Lu sur les conseils de ma mère (nous sommes une dynastie de grandes lectrices !), elle l'a trouvé dans une boîte à livres, une édition de 1982 toute amochée. Comme quoi il ne faut pas s'arrêter aux apparences... Comme elle, j'ai été séduite par ce "policier de terroir" (j'emprunte la formule à une autre critique, elle s'applique exactement), ses personnages bruts de décoffrage et son histoire tragique.

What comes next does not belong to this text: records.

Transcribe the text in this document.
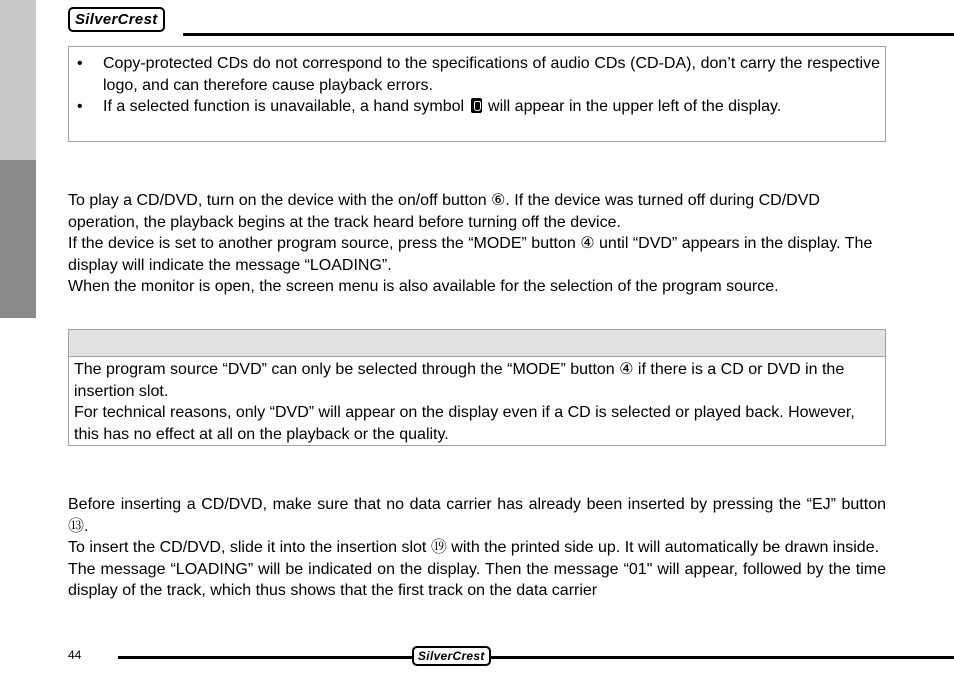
SilverCrest
• Copy-protected CDs do not correspond to the specifications of audio CDs (CD-DA), don’t carry the respective logo, and can therefore cause playback errors.
• If a selected function is unavailable, a hand symbol  will appear in the upper left of the display.

To play a CD/DVD, turn on the device with the on/off button ⑥. If the device was turned off during CD/DVD operation, the playback begins at the track heard before turning off the device.

If the device is set to another program source, press the “MODE” button ④ until “DVD” appears in the display. The display will indicate the message “LOADING”.

When the monitor is open, the screen menu is also available for the selection of the program source.

The program source “DVD” can only be selected through the “MODE” button ④ if there is a CD or DVD in the insertion slot.

For technical reasons, only “DVD” will appear on the display even if a CD is selected or played back. However, this has no effect at all on the playback or the quality.

Before inserting a CD/DVD, make sure that no data carrier has already been inserted by pressing the “EJ” button ⑬.

To insert the CD/DVD, slide it into the insertion slot ⑲ with the printed side up. It will automatically be drawn inside.

The message “LOADING” will be indicated on the display. Then the message “01" will appear, followed by the time display of the track, which thus shows that the first track on the data carrier

44	SilverCrest
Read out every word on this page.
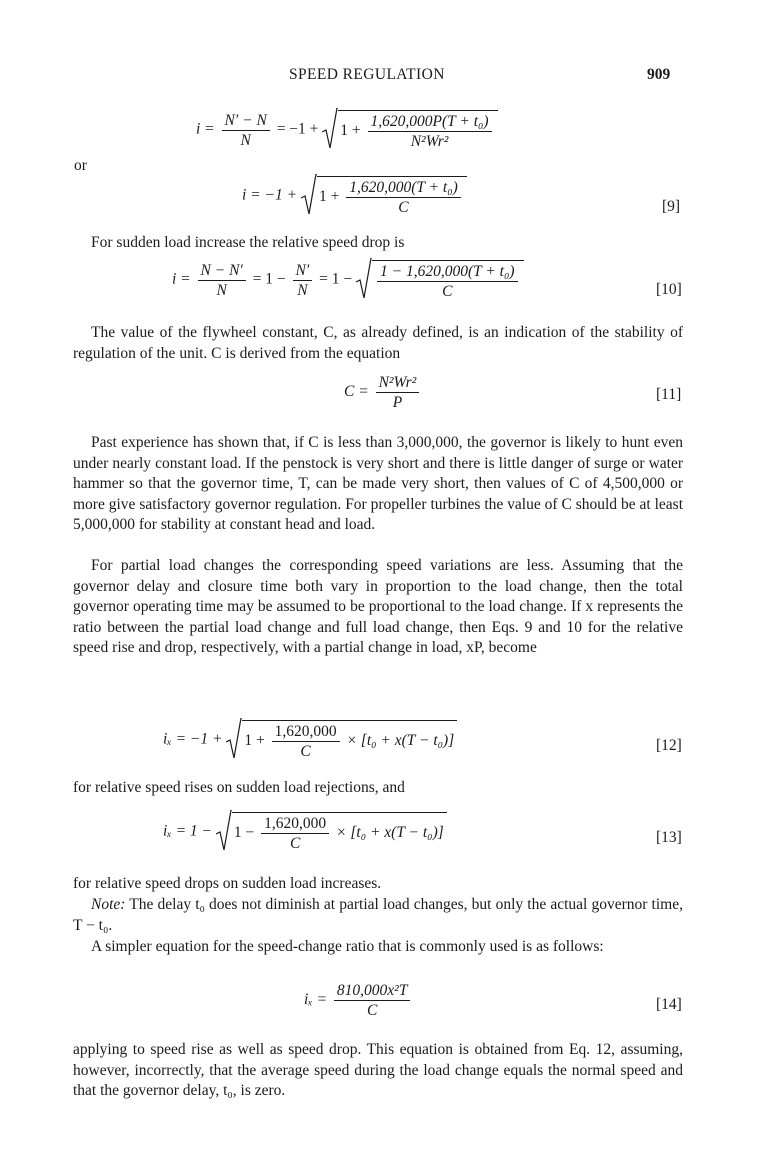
SPEED REGULATION	909
$i = \frac{N' - N}{N} = -1 + 1 + \frac{\text{1,620,000P(T + t₀)}}{\text{N²Wr²}}$
or
$i = -1 + 1 + \frac{\text{1,620,000(T + t₀)}}{C}$	[9]

For sudden load increase the relative speed drop is

$i = \frac{N - N'}{N} = 1 - \frac{N'}{N} = 1 - \frac{\text{1 − 1,620,000(T + t₀)}}{C}$	[10]

The value of the flywheel constant, C, as already defined, is an indication of the stability of regulation of the unit. C is derived from the equation

$C = \frac{\text{N²Wr²}}{P}$	[11]

Past experience has shown that, if C is less than 3,000,000, the governor is likely to hunt even under nearly constant load. If the penstock is very short and there is little danger of surge or water hammer so that the governor time, T, can be made very short, then values of C of 4,500,000 or more give satisfactory governor regulation. For propeller turbines the value of C should be at least 5,000,000 for stability at constant head and load.

For partial load changes the corresponding speed variations are less. Assuming that the governor delay and closure time both vary in proportion to the load change, then the total governor operating time may be assumed to be proportional to the load change. If x represents the ratio between the partial load change and full load change, then Eqs. 9 and 10 for the relative speed rise and drop, respectively, with a partial change in load, xP, become

$i_x = -1 + 1 + \frac{1,620,000}{C} \times [t_0 + x(T - t_0)]$	[12]

for relative speed rises on sudden load rejections, and

$i_x = 1 - 1 - \frac{1,620,000}{C} \times [t_0 + x(T - t_0)]$	[13]

for relative speed drops on sudden load increases.

Note: The delay t₀ does not diminish at partial load changes, but only the actual governor time, T − t₀.

A simpler equation for the speed-change ratio that is commonly used is as follows:

$i_x = \frac{\text{810,000x²T}}{C}$	[14]

applying to speed rise as well as speed drop. This equation is obtained from Eq. 12, assuming, however, incorrectly, that the average speed during the load change equals the normal speed and that the governor delay, t₀, is zero.
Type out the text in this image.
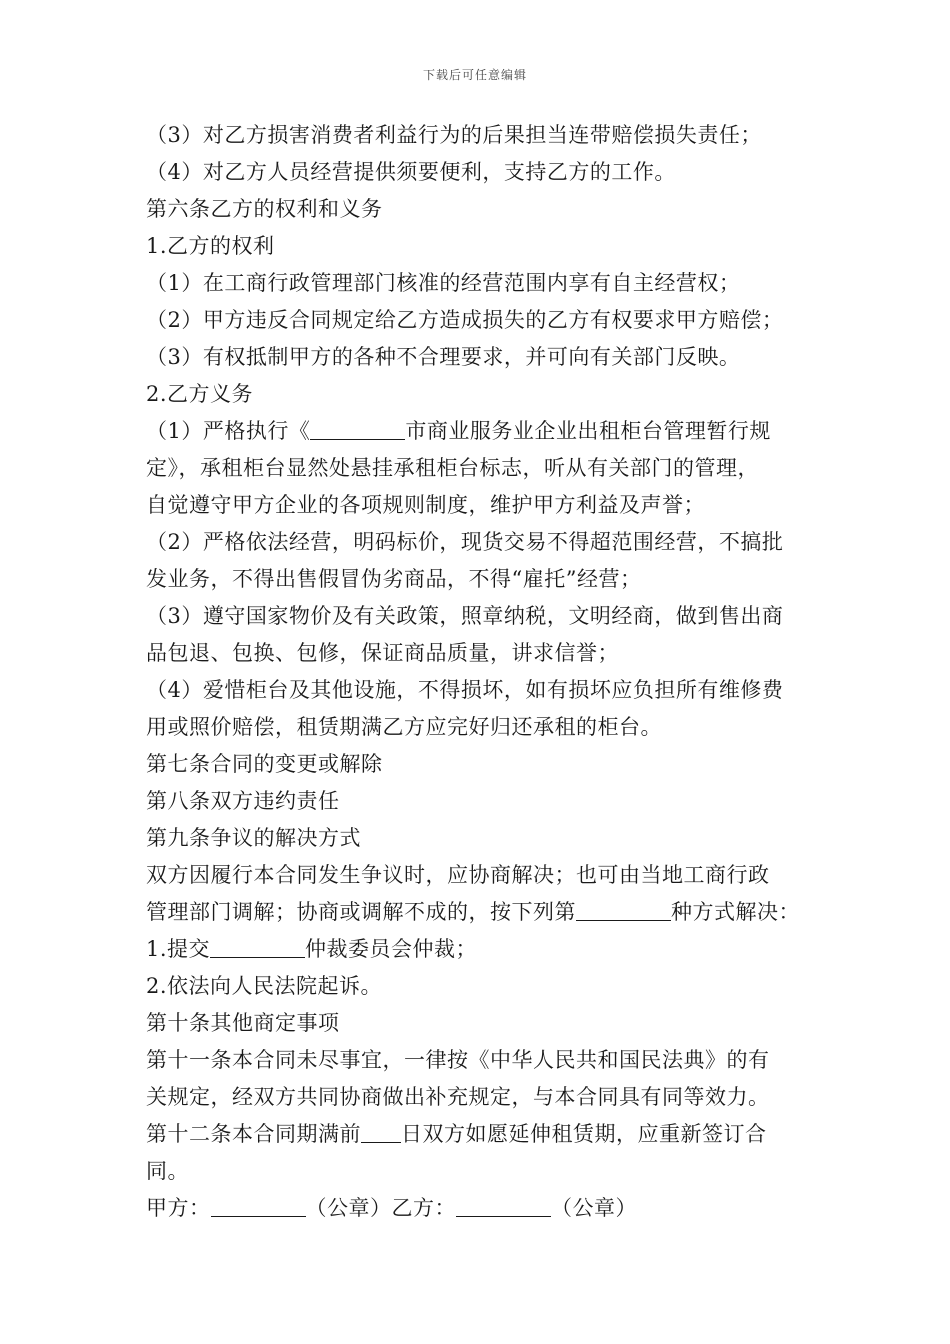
下载后可任意编辑
（3）对乙方损害消费者利益行为的后果担当连带赔偿损失责任；
（4）对乙方人员经营提供须要便利，支持乙方的工作。
第六条乙方的权利和义务
1.乙方的权利
（1）在工商行政管理部门核准的经营范围内享有自主经营权；
（2）甲方违反合同规定给乙方造成损失的乙方有权要求甲方赔偿；
（3）有权抵制甲方的各种不合理要求，并可向有关部门反映。
2.乙方义务
（1）严格执行《	市商业服务业企业出租柜台管理暂行规
定》，承租柜台显然处悬挂承租柜台标志，听从有关部门的管理，
自觉遵守甲方企业的各项规则制度，维护甲方利益及声誉；
（2）严格依法经营，明码标价，现货交易不得超范围经营，不搞批
发业务，不得出售假冒伪劣商品，不得“雇托”经营；
（3）遵守国家物价及有关政策，照章纳税，文明经商，做到售出商
品包退、包换、包修，保证商品质量，讲求信誉；
（4）爱惜柜台及其他设施，不得损坏，如有损坏应负担所有维修费
用或照价赔偿，租赁期满乙方应完好归还承租的柜台。
第七条合同的变更或解除
第八条双方违约责任
第九条争议的解决方式
双方因履行本合同发生争议时，应协商解决；也可由当地工商行政
管理部门调解；协商或调解不成的，按下列第	种方式解决：
1.提交	仲裁委员会仲裁；
2.依法向人民法院起诉。
第十条其他商定事项
第十一条本合同未尽事宜，一律按《中华人民共和国民法典》的有
关规定，经双方共同协商做出补充规定，与本合同具有同等效力。
第十二条本合同期满前 日双方如愿延伸租赁期，应重新签订合
同。
甲方：	（公章）乙方：	（公章）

Début des années 80. Après 15 ans de prison pour un meurtre qu'il n'a pas commis,
Noël Roux, que tout le monde appelle le Petit, revient au village de Malaveil, bien décidé à comprendre qui lui a fait porter le chapeau pour l'assassinat d'un touriste de passage. C'est forcément quelqu'un du coin, et sans doute quelqu'un qui vit au Mas, ce petit groupe de quelques maisons où il habite, mais pourquoi l'avoir piégé, lui qui n'avait jamais fait de mal à personne, lui qui avait 20 ans et toute sa vie devant lui ? Les options sont restreintes, mais son enquête s'avère très difficile. Il faut dire que les gens sont plutôt taiseux dans le coin, et que l'origine de l'affaire pourrait bien remonter à une sale histoire qui s'est passée à la Libération. le parrain du Petit, Coco, tient un café dans le village. Lui aussi cherche à comprendre et à faire parler ceux qui savent. Et comme sous ses dehors de rustaud il a oublié d'être bête, peu à peu il va démêler presque tout l'écheveau qui a conduit à ce gros gâchis...

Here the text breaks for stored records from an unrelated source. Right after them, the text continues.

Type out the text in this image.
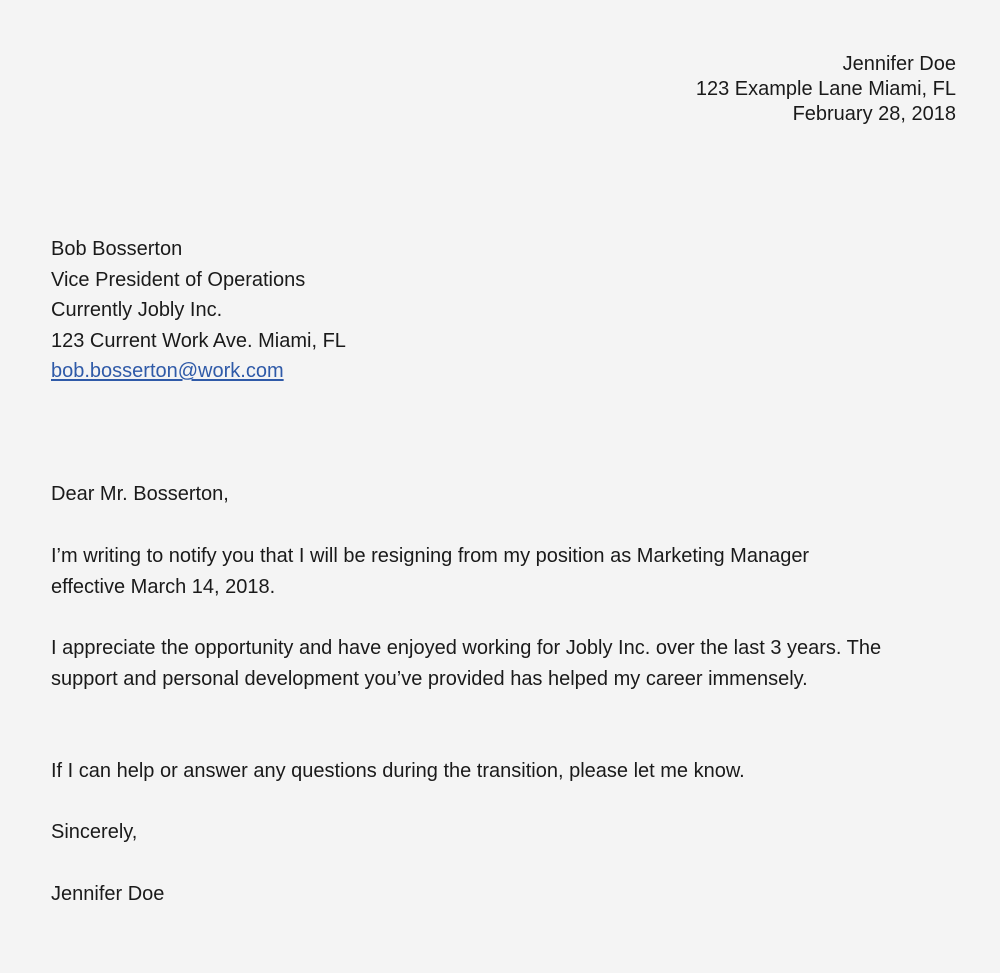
Jennifer Doe
123 Example Lane Miami, FL
February 28, 2018
Bob Bosserton
Vice President of Operations
Currently Jobly Inc.
123 Current Work Ave. Miami, FL
bob.bosserton@work.com

Dear Mr. Bosserton,

I’m writing to notify you that I will be resigning from my position as Marketing Manager effective March 14, 2018.

I appreciate the opportunity and have enjoyed working for Jobly Inc. over the last 3 years. The support and personal development you’ve provided has helped my career immensely.

If I can help or answer any questions during the transition, please let me know.

Sincerely,

Jennifer Doe
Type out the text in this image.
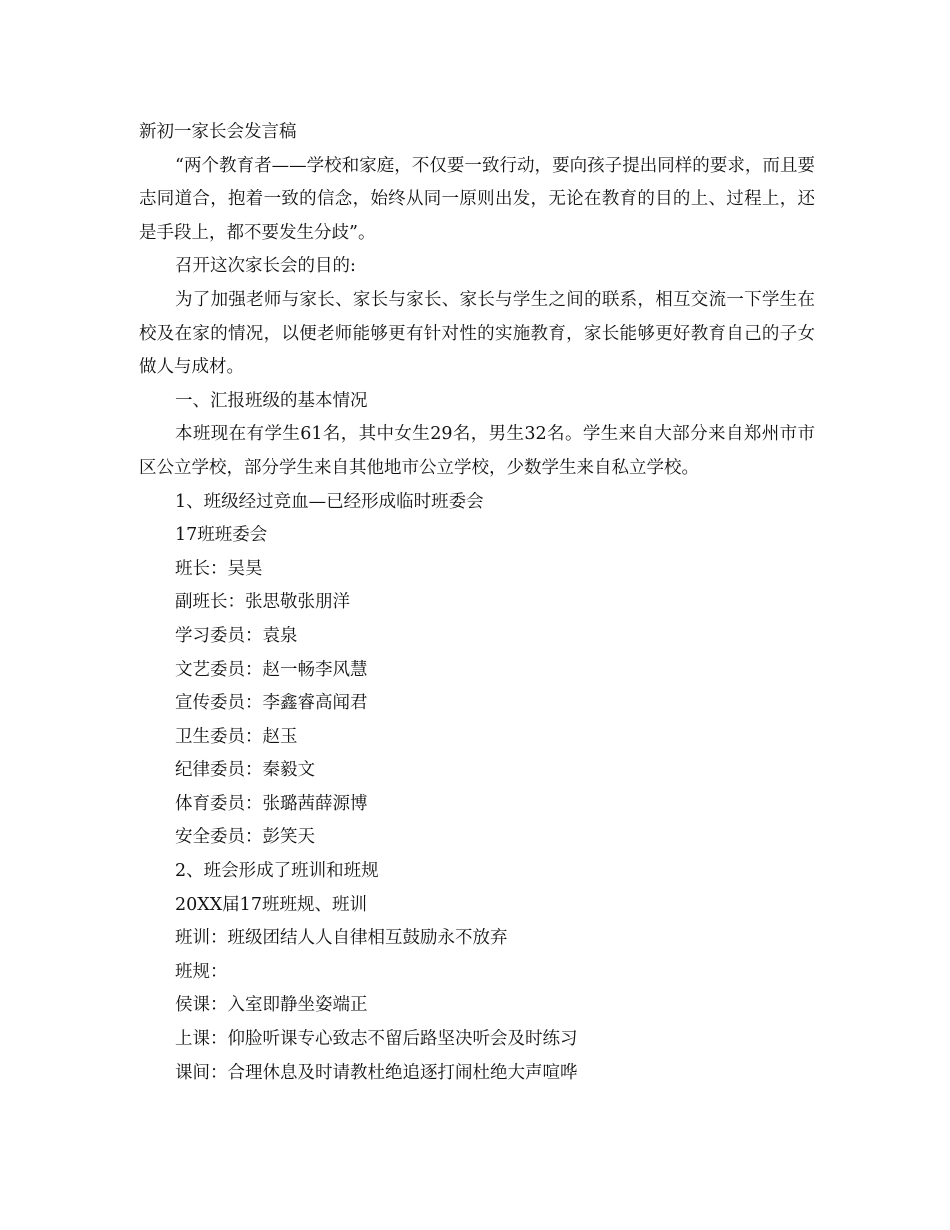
新初一家长会发言稿
“两个教育者——学校和家庭，不仅要一致行动，要向孩子提出同样的要求，而且要志同道合，抱着一致的信念，始终从同一原则出发，无论在教育的目的上、过程上，还是手段上，都不要发生分歧”。
召开这次家长会的目的:
为了加强老师与家长、家长与家长、家长与学生之间的联系，相互交流一下学生在校及在家的情况，以便老师能够更有针对性的实施教育，家长能够更好教育自己的子女做人与成材。
一、汇报班级的基本情况
本班现在有学生61名，其中女生29名，男生32名。学生来自大部分来自郑州市市区公立学校，部分学生来自其他地市公立学校，少数学生来自私立学校。
1、班级经过竞血—已经形成临时班委会
17班班委会
班长：吴昊
副班长：张思敬张朋洋
学习委员：袁泉
文艺委员：赵一畅李风慧
宣传委员：李鑫睿高闻君
卫生委员：赵玉
纪律委员：秦毅文
体育委员：张璐茜薛源博
安全委员：彭笑天
2、班会形成了班训和班规
20XX届17班班规、班训
班训：班级团结人人自律相互鼓励永不放弃
班规：
侯课：入室即静坐姿端正
上课：仰脸听课专心致志不留后路坚决听会及时练习
课间：合理休息及时请教杜绝追逐打闹杜绝大声喧哗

Les personnages nous livrent chacun quelques clés, narrateurs successifs, mais c'est Coco qui conduit le fil de l'histoire avec son langage fleuri. Il y a aussi La Noire, la mère du Petit, dont le rôle va se révéler décisif. Et puis GMC, cette femme rescapée d'Indochine et d'Algérie, au visage reconstruit après des blessures de guerre et qui s'est réfugiée au Mas pour y trouver...la paix ? Et le Petit lui-même, qui mène son enquête tout en essayant de se faire une vie "normale" pour rassurer les villageois inquiets de voir remuer le passé.
J'ai trouvé ce roman particulièrement réussi, pour son ambiance si bien rendue d'un village cévenol englué dans son jus (sauf pendant l'été, où les touristes viennent bousculer les habitudes), ses personnages un peu caricaturaux pour certains mais qui semblent tellement réels, et son intrigue dont je n'ai eu de cesse de connaître le fin mot. On est bien loin des thrillers ou des polars classiques, pas d'enquêteur fin limier ou de tueur en série, mais des gens simples et attachants, surtout Coco dont j'ai particulièrement aimé la finesse sous des dehors bien rustiques.
Si vous avez envie d'une lecture originale et prenante, tentez "
Retour à Malaveil", je pense que vous ne serez pas déçus.